Rooney revealed Chelsea, into their second year under the ownership of Roman Abramovich, had offered the most money and Everton were pushing the striker in that direction.
Rooney, though, did not want to move to London and instead pushed for Manchester United, meaning he could stay in the north west of England, even though they had offered less cash.
The Red Devils did not initially seem in the running for the teenager, though a rumoured bid from Newcastle seemed to jolt Sir Alex Ferguson’s side into action.
“I was getting pushed to go and play for Chelsea because they offered the most money, but I said ‘you’re not dictating where I go - I want to go to Manchester United’.
“It was lost money for Everton, but that’s where I wanted to play. I didn’t want to go to London, I didn’t want to go to Chelsea. But I got told the only way you’re going to Man Utd is if you put a transfer request in.”
Rooney’s fate was sealed when he handed in that transfer request in late August, scrawled on a napkin from the canteen and plonked on David Moyes’ desk. That meant he would not be owed certain loyalty bonuses, saving Everton yet more cash.
At the time it played into the narrative that Rooney wanted out and was ready to do anything in order to do so, but it now appears things were not so black and white.
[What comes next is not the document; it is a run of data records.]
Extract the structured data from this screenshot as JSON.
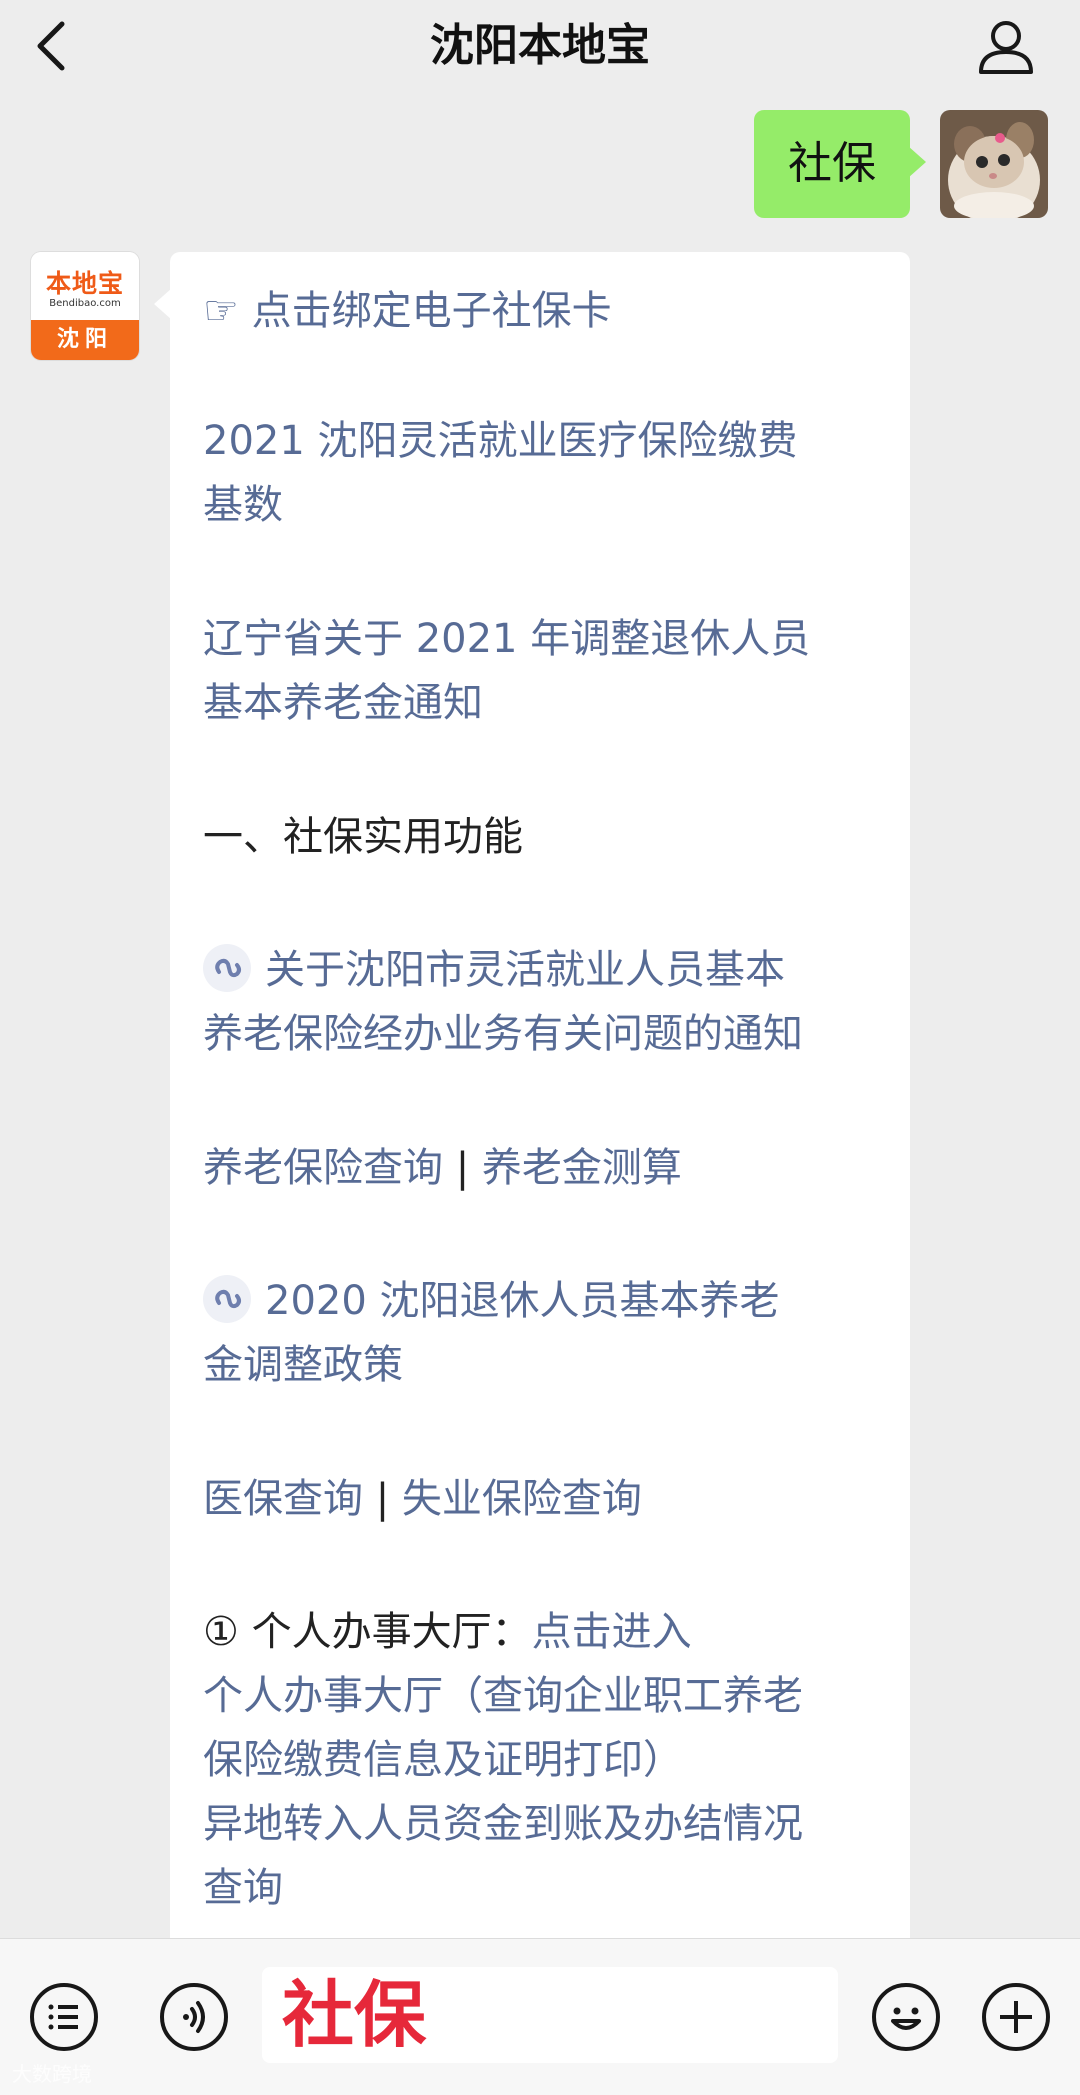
{
  "header": {
    "title": "沈阳本地宝"
  },
  "outgoing": {
    "text": "社保"
  },
  "brand": {
    "logo_text": "本地宝",
    "site": "Bendibao.com",
    "city": "沈阳"
  },
  "message": {
    "line1": "☞ 点击绑定电子社保卡",
    "item2a": "2021 沈阳灵活就业医疗保险缴费",
    "item2b": "基数",
    "item3a": "辽宁省关于 2021 年调整退休人员",
    "item3b": "基本养老金通知",
    "section1": "一、社保实用功能",
    "link1a": "关于沈阳市灵活就业人员基本",
    "link1b": "养老保险经办业务有关问题的通知",
    "query1a": "养老保险查询",
    "sep1": " | ",
    "query1b": "养老金测算",
    "link2a": "2020 沈阳退休人员基本养老",
    "link2b": "金调整政策",
    "query2a": "医保查询",
    "sep2": " | ",
    "query2b": "失业保险查询",
    "hall_prefix": "① 个人办事大厅：",
    "hall_link": "点击进入",
    "hall_line1": "个人办事大厅（查询企业职工养老",
    "hall_line2": "保险缴费信息及证明打印）",
    "hall_line3": "异地转入人员资金到账及办结情况",
    "hall_line4": "查询"
  },
  "input": {
    "value": "社保"
  },
  "watermark": "大数跨境",
  "icons": [
    "back-icon",
    "profile-icon",
    "mini-program-icon",
    "menu-icon",
    "voice-icon",
    "emoji-icon",
    "plus-icon"
  ],
  "colors": {
    "link": "#576b95",
    "outgoing_bubble": "#95ec69",
    "brand": "#f26a1a"
  }
}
“This was in Moyesy’s office. So I went into the canteen and wrote ‘I Wayne Rooney request a transfer from Everton Football Club’ on a napkin, or something! Walked back into Moyesy’s office and said ‘there you go’.
“I felt I got backed into a corner to a certain extent, but that’s football.”
Rooney has been largely silent about his Everton exit, even when he returned to the club four years’ ago.
He had to deal with a huge amount of flack in the ensuing years when it appears the true story of his departure was never fully told.
These revelations will inevitably lead to fresh questions of Kenwright and how the club got in such a position whereby they had to sell their most talented young player to stave off bankruptcy.
Bellew said himself that he had heard from senior figures in the club that Rooney had ‘saved’ Everton, which makes you wonder just how bad their finances were.
In mitigation, the club was in a financial mess when Kenwright took over and what little cash he did have was spent on simply buying out previous chairman Peter Johnson.
A disastrous spending spree in 2000 (sound familiar?) on the assumption a media deal with NTL was imminent plunged the club further into the red. When the NTL deal subsequently collapsed, the banks came calling and more than a decade of austerity followed.
Rooney very much felt like the right player at the wrong time. Had he come through even five years later it is likely he would have likely stayed for longer than two years. That said, had he not emerged when he did where would the club be now without the £30m to save them from financial oblivion?